Même si c’est fermer les yeux sur les centaines d’autres chercheurs et leurs motivations. Car il reste que les progrès opérés par ChatGPT ou Midjourney 5 posent de nombreuses questions, au regard de la loi, de l’éthique, de la démocratie. « Je ne pense pas que la société est prête à faire face à cette puissance-là, au potentiel de manipulation par exemple des populations qui pourrait mettre en danger les démocraties », commentait Yoshua Bengio, expert canadien de l’IA, signataires de l’appel lors d’une conférence de presse virtuelle à Montréal. L’IA pourrait aussi avoir de nombreuses conséquences sur l’économie. Goldman Sachs estimait jeudi 30 mars dans une étude que près de 300 millions d’emplois étaient menacés à terme par les IA génératives.
Monétiser ChatGPT
En parallèle de ce questionnement, Microsoft a annoncé de nouvelles avancées concernant l’intégration de ChatGPT au sein de son moteur de recherche Bing.
Le géant qui a investi 10 milliards dans sa maison mère, OpenAI, veut rassurer tout le monde, et notamment les éditeurs, qui craignent que les réponses de l’IA ne shuntent l’accès à leur site, tout en piochant dans leurs articles pour les créer. « Premièrement, nous souhaitons générer davantage de trafic vers les éditeurs dans ce nouveau monde de la recherche. C’est un objectif primordial pour nous, et nous mesurons le succès en partie par la quantité de trafic que nous envoyons depuis le nouveau Bing/Edge », indique Yusuf Mehdi, vice-président corporate et directeur marketing grand public de Microsoft dans un billet de blog. « Deuxièmement, nous voulons augmenter les revenus des éditeurs. Nous cherchons à le faire à la fois en générant plus de trafic vers eux grâce à de nouvelles fonctionnalités telles que le chat et les réponses, et en ouvrant également la voie à l’avenir de la publicité sur ces nouveaux supports. Enfin, nous voulons aborder cette question de manière collaborative » ajoute-t-il.
Sourcer les informations
Microsoft a travaillé sur la question du sourçage des réponses de son IA, en indiquant quand elle le peut des liens vers les sites des éditeurs en question.
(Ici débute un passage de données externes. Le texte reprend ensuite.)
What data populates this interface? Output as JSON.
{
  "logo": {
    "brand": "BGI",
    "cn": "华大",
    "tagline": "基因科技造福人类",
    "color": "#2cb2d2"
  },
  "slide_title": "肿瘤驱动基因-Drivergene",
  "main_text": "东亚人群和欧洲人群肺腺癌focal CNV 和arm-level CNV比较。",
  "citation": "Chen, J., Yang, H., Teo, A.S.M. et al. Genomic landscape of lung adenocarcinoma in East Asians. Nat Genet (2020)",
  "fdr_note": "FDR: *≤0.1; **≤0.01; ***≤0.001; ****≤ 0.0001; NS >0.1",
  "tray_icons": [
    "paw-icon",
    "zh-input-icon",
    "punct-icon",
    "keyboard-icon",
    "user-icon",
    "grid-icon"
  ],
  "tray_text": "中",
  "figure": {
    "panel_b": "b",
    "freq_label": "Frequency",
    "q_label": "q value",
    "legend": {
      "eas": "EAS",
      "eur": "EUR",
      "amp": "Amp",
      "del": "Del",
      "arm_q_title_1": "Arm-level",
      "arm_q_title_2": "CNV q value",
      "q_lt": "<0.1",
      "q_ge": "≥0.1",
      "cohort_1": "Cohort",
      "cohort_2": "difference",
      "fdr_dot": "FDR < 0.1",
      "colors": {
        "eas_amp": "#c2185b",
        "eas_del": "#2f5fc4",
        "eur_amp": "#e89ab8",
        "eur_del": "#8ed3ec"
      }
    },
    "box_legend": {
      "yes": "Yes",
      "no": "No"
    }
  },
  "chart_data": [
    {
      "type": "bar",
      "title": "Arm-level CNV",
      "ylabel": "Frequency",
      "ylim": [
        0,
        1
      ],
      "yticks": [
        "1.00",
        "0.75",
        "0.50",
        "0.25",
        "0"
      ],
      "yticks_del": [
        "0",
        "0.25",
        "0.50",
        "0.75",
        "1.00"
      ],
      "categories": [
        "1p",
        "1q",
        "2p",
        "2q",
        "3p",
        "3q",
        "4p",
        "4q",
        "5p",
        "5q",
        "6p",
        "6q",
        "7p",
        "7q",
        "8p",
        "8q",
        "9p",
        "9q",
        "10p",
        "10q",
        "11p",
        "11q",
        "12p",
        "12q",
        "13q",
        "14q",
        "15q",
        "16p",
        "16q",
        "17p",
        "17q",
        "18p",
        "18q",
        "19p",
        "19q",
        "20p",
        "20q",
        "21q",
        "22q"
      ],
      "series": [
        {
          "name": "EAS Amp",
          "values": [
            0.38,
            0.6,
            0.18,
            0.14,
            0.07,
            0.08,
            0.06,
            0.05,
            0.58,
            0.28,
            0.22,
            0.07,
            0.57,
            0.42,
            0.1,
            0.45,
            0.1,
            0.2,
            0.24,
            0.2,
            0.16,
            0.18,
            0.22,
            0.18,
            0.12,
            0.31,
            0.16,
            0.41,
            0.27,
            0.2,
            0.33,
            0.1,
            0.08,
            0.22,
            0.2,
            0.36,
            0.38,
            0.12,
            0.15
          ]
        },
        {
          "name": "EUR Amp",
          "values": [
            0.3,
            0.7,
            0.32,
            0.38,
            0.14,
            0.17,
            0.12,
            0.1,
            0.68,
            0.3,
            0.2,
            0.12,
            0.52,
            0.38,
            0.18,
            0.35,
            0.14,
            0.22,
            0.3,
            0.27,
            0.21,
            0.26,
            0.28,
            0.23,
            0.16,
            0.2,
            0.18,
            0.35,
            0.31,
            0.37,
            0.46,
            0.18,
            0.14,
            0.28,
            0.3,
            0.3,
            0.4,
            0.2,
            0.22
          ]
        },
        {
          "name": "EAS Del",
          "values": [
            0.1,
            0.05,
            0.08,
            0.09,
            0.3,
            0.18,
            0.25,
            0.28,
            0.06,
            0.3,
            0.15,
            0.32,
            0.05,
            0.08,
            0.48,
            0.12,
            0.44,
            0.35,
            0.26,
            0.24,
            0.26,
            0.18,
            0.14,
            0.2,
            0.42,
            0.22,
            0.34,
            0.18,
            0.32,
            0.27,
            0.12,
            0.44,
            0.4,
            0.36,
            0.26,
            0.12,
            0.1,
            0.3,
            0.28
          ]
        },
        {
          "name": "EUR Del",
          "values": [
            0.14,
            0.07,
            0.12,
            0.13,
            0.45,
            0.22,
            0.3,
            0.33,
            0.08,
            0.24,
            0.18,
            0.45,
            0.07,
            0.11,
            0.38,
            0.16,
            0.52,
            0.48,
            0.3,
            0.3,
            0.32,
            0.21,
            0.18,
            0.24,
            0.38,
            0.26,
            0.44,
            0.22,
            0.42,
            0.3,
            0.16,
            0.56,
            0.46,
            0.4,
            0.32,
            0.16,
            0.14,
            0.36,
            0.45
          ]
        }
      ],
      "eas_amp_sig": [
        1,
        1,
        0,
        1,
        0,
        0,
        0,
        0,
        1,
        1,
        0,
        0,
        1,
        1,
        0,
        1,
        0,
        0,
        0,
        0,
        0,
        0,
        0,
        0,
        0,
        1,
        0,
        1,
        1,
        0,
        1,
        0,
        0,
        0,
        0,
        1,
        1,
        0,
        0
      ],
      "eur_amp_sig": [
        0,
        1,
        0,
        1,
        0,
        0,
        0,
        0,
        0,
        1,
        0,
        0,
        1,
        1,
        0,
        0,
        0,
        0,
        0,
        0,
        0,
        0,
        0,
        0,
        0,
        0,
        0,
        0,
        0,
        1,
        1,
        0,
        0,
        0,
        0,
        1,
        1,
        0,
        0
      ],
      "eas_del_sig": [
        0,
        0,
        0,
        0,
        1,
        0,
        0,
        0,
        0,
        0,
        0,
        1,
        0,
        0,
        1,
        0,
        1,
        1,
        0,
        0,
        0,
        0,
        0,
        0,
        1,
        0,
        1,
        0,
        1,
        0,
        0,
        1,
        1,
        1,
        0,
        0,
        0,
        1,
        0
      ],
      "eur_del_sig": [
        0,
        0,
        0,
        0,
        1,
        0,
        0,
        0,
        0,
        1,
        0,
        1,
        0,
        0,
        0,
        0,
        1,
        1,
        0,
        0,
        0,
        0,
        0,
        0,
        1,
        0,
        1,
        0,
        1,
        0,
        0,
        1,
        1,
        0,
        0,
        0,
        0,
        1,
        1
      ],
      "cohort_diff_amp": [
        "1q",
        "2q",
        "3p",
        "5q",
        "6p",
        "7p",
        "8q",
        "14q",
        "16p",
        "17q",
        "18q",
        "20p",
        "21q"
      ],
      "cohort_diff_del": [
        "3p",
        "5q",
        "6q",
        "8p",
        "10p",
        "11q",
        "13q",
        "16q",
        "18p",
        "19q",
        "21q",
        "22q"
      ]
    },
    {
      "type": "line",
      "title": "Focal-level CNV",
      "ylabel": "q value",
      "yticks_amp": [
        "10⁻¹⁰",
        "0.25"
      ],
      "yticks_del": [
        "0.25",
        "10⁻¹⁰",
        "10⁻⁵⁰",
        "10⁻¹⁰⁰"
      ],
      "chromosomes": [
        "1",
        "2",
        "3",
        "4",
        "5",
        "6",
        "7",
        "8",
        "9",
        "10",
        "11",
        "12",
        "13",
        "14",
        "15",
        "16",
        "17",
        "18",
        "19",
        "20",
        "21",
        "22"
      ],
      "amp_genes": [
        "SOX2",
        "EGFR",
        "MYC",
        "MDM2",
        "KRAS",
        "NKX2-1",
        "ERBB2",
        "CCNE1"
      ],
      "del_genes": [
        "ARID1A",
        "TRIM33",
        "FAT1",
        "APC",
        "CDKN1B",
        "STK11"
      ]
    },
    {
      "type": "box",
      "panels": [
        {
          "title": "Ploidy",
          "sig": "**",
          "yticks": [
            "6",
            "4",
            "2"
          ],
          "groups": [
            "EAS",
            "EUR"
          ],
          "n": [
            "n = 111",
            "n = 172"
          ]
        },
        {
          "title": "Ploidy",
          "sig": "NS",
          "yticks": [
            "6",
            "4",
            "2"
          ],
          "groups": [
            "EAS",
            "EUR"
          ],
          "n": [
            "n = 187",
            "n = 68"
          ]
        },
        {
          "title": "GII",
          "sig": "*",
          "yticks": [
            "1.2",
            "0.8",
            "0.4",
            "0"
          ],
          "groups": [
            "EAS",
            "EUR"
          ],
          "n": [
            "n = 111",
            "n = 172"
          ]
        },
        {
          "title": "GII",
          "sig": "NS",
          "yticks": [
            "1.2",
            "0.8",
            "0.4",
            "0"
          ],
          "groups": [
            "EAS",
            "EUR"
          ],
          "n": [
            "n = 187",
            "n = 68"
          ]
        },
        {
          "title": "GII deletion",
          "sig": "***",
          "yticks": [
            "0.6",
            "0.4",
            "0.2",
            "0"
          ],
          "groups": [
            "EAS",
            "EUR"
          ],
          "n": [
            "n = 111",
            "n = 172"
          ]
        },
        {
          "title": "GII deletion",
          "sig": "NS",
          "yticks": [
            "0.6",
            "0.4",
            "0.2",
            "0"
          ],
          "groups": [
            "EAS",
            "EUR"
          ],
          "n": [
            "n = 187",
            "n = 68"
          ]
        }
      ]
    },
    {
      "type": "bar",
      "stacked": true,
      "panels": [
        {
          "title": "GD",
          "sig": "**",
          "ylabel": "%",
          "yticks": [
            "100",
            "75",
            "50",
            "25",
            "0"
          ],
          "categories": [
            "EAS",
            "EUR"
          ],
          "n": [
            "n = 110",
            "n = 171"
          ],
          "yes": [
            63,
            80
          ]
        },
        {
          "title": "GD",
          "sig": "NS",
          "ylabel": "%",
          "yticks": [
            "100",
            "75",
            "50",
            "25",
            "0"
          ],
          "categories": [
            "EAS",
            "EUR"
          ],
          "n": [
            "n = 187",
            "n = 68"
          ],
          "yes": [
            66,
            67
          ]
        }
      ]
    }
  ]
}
À ce titre, une nouveauté a été implémentée, en survolant un élément de la réponse du chat. « le survol d’un lien d’un éditeur affichera plus de liens de cet éditeur, donnant à l’utilisateur plus de façons de s’engager et de générer plus de trafic vers le site Web de l’éditeur », explique Yusuf Mehdi.
Une autre, davantage publicitaire a été présentée, pour le moment réservée aux partenaires du programme Microsoft Start, qui utilisent les produits publicitaires de Microsoft. Elle consiste à « placer une légende riche du contenu, sous licence Microsoft Start, à côté de la réponse du chat. Cela aide à stimuler l’engagement des utilisateurs avec le contenu sur Microsoft Start où nous partageons les revenus publicitaires avec le partenaire. » Visuellement cela donne ça.
Ainsi, pendant que les chercheurs veulent freiner les envies des entreprises sur la croissance irréfrénée de l’IA, Microsoft avance déjà sur sa monétisation.